Cette photo du document de Parcs Canada montre une analyse par sonar du navire perdu de l'explorateur britannique de l'Arctique du XIXe siècle, Sir John Franklin, Le HMS Erebus, une relique menacée par l'érosion côtière et le dégel du pergélisol, au fond de l'océan
Une course folle est nécessaire pour préserver ou cataloguer des milliers de sites archéologiques arctiques avant qu'ils ne soient emportés par le réchauffement hâtant le dégel du pergélisol et l'érosion côtière, une étude a déclaré jeudi.

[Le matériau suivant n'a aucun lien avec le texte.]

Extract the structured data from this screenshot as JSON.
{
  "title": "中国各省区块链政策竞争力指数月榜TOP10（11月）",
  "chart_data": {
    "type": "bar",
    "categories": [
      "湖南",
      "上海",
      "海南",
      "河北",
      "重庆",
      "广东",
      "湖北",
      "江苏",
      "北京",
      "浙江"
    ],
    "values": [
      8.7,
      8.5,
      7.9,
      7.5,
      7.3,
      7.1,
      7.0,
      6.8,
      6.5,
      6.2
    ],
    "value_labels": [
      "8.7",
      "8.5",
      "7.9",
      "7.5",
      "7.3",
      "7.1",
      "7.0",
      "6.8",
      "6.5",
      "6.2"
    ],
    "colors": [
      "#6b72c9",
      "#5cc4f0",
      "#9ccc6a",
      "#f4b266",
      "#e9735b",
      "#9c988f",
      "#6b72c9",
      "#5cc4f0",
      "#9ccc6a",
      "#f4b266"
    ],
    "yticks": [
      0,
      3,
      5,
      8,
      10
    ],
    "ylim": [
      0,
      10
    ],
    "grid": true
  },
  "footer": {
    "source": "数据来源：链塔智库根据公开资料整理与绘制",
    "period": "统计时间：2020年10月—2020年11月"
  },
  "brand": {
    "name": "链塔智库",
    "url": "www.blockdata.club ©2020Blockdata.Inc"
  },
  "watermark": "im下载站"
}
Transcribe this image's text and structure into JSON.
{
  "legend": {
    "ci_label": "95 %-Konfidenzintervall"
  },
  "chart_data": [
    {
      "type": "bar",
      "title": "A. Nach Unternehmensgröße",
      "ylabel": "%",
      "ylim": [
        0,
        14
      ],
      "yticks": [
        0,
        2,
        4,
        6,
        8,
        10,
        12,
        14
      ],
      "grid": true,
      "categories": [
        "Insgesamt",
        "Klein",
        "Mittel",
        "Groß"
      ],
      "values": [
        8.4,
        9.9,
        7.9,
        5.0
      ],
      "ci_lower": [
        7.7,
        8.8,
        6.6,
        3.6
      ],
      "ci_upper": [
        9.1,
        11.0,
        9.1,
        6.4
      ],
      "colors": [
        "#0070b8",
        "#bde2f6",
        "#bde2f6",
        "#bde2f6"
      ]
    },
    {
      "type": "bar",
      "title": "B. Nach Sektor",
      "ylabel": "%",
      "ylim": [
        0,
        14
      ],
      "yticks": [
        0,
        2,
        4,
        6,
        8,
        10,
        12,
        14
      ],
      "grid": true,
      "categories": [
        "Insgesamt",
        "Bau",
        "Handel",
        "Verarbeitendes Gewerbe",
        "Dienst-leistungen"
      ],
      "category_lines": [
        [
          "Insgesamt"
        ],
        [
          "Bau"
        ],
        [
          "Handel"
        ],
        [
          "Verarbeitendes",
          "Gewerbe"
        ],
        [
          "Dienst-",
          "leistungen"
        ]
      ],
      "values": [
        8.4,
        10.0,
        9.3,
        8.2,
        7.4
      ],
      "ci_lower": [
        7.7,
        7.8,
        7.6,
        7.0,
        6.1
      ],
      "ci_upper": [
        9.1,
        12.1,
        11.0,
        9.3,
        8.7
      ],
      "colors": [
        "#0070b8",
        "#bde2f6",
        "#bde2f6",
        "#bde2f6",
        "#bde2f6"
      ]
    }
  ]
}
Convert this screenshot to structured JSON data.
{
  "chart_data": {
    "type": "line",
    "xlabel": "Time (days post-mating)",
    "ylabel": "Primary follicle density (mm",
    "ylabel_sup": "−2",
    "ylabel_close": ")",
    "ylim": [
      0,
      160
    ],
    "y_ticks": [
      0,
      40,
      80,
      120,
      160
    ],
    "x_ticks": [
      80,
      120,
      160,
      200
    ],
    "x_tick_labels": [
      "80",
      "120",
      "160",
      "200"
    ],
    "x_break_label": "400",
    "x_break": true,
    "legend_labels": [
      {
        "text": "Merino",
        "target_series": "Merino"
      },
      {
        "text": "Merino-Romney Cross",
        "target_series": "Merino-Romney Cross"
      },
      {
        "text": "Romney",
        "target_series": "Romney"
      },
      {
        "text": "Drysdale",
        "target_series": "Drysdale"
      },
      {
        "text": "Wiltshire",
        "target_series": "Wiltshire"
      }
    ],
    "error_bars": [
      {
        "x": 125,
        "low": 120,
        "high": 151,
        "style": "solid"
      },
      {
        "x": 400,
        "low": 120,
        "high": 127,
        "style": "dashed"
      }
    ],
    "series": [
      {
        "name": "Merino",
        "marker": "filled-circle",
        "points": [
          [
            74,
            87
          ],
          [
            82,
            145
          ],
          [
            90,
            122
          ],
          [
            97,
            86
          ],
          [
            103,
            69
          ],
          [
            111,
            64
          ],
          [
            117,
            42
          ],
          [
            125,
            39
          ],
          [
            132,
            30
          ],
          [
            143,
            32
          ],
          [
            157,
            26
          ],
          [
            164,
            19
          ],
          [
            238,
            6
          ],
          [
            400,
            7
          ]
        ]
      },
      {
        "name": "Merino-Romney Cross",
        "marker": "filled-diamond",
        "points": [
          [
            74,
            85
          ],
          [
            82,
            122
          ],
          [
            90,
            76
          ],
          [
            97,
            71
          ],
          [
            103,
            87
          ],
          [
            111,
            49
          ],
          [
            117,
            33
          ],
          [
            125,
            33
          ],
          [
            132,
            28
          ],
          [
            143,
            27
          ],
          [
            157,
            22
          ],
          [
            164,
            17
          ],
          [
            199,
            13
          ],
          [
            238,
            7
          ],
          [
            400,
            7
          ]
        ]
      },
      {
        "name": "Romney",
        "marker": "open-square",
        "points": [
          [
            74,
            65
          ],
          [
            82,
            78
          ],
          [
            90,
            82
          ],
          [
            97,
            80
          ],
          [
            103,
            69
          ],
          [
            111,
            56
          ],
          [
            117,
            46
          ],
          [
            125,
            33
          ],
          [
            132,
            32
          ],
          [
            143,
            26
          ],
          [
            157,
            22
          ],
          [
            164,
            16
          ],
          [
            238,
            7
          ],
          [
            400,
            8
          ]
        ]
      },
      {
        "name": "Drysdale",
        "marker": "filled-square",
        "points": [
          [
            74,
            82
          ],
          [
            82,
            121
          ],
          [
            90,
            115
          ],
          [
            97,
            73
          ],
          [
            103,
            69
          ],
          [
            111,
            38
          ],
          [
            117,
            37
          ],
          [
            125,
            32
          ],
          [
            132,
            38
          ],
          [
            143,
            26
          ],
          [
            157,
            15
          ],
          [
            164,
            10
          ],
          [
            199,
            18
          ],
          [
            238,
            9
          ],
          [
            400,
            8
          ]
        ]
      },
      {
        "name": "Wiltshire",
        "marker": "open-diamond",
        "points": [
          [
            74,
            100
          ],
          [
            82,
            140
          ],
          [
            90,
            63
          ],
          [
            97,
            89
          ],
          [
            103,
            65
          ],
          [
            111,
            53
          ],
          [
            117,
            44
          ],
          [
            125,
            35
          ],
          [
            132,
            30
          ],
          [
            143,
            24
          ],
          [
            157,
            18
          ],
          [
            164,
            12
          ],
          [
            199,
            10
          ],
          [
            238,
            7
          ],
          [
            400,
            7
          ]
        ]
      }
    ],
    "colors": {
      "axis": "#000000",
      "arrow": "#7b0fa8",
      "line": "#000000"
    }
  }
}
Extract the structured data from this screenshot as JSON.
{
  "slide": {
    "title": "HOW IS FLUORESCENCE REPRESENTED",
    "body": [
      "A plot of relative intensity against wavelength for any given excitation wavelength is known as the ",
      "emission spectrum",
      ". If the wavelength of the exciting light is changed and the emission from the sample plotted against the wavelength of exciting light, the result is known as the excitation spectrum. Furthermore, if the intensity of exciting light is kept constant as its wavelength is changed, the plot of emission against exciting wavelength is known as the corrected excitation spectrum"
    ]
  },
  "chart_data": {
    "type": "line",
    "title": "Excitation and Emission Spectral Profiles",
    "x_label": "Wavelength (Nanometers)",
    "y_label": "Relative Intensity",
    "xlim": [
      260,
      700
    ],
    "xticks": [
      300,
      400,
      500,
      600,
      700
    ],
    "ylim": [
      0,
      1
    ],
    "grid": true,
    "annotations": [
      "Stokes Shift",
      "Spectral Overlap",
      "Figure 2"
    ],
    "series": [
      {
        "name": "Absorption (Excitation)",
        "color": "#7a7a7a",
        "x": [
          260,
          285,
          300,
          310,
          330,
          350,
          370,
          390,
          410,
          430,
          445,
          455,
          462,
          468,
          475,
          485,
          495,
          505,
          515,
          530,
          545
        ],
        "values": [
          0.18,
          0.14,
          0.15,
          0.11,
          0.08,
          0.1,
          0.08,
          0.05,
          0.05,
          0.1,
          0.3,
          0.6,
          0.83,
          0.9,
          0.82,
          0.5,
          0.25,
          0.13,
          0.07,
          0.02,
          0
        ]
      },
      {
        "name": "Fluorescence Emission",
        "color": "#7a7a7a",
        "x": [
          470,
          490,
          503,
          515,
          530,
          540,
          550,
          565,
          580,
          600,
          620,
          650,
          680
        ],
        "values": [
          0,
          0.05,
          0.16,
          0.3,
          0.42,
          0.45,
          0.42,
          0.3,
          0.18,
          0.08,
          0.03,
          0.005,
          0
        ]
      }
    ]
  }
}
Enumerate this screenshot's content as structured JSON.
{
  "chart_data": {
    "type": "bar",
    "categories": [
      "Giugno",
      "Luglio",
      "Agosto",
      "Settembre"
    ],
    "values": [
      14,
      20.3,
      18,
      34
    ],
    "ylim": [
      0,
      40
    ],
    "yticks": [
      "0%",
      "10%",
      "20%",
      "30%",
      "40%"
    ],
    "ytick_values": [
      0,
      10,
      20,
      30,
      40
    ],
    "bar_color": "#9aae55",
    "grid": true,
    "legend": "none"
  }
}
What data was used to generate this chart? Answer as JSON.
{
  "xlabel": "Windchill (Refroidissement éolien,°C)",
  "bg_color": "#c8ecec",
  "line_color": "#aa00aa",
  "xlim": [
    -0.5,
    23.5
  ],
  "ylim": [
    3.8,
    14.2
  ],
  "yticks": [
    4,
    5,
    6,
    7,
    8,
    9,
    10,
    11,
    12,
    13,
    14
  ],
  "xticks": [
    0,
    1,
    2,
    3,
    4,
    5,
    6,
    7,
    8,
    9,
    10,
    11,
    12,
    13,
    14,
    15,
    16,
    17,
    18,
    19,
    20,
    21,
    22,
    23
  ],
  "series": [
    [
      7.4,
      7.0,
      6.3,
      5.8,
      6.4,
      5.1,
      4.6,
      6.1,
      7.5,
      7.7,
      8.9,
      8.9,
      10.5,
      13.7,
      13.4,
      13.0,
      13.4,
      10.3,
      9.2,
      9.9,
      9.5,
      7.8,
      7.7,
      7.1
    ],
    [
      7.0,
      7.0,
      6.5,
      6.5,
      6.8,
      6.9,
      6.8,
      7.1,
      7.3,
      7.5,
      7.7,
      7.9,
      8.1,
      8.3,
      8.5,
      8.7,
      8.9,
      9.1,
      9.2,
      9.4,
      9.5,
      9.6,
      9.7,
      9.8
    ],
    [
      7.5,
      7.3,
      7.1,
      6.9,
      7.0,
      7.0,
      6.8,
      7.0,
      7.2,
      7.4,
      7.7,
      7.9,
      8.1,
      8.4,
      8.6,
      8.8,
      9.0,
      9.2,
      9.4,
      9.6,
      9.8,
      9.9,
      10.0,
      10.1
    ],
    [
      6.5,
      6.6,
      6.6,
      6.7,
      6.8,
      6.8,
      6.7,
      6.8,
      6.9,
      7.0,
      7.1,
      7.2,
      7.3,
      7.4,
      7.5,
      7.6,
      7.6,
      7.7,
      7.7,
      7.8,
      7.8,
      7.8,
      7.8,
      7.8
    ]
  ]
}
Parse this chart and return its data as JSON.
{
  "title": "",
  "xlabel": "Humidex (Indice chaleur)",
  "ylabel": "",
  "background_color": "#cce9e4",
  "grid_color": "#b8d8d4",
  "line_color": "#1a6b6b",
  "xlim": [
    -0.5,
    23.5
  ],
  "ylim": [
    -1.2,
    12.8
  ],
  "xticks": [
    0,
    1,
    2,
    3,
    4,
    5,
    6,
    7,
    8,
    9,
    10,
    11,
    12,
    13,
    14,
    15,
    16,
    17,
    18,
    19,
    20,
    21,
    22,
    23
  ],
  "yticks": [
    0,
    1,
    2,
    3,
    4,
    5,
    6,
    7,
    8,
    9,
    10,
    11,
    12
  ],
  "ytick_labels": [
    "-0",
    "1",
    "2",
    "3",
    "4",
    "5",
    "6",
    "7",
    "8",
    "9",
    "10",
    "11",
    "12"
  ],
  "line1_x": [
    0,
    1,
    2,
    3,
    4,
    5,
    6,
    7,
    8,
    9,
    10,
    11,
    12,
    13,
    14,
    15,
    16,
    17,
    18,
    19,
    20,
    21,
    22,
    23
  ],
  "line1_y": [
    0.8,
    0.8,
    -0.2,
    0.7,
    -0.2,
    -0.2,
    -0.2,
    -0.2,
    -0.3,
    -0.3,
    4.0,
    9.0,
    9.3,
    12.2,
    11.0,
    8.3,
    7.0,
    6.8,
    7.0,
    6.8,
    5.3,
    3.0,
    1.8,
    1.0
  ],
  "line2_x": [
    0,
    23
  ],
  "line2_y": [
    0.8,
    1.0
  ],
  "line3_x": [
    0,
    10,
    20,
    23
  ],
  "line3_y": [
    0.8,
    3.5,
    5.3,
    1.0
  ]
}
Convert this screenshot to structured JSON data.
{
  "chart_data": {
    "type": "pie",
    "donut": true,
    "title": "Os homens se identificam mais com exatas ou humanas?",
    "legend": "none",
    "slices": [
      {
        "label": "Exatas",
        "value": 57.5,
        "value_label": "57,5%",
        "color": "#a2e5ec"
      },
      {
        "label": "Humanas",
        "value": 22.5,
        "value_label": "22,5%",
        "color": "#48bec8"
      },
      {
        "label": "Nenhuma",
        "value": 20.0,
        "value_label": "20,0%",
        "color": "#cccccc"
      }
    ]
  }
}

Depuis des millénaires, le froid a conservé des objets en ivoire, des maisons en bois flotté et des restes humains dans des conditions souvent presque parfaites.
Mais avec un changement climatique plus rapide et plus sévère dans les pôles que dans le reste du monde, la situation est devenue désespérée, avec bien plus de sites qui seront bientôt perdus que les scientifiques n'ont le temps ou les ressources pour en documenter.
« Un nombre croissant de sites et de structures antiques dans le monde risquent désormais d'être perdus, », indique l'étude publiée jeudi dans la revue Research Journal Antiquité .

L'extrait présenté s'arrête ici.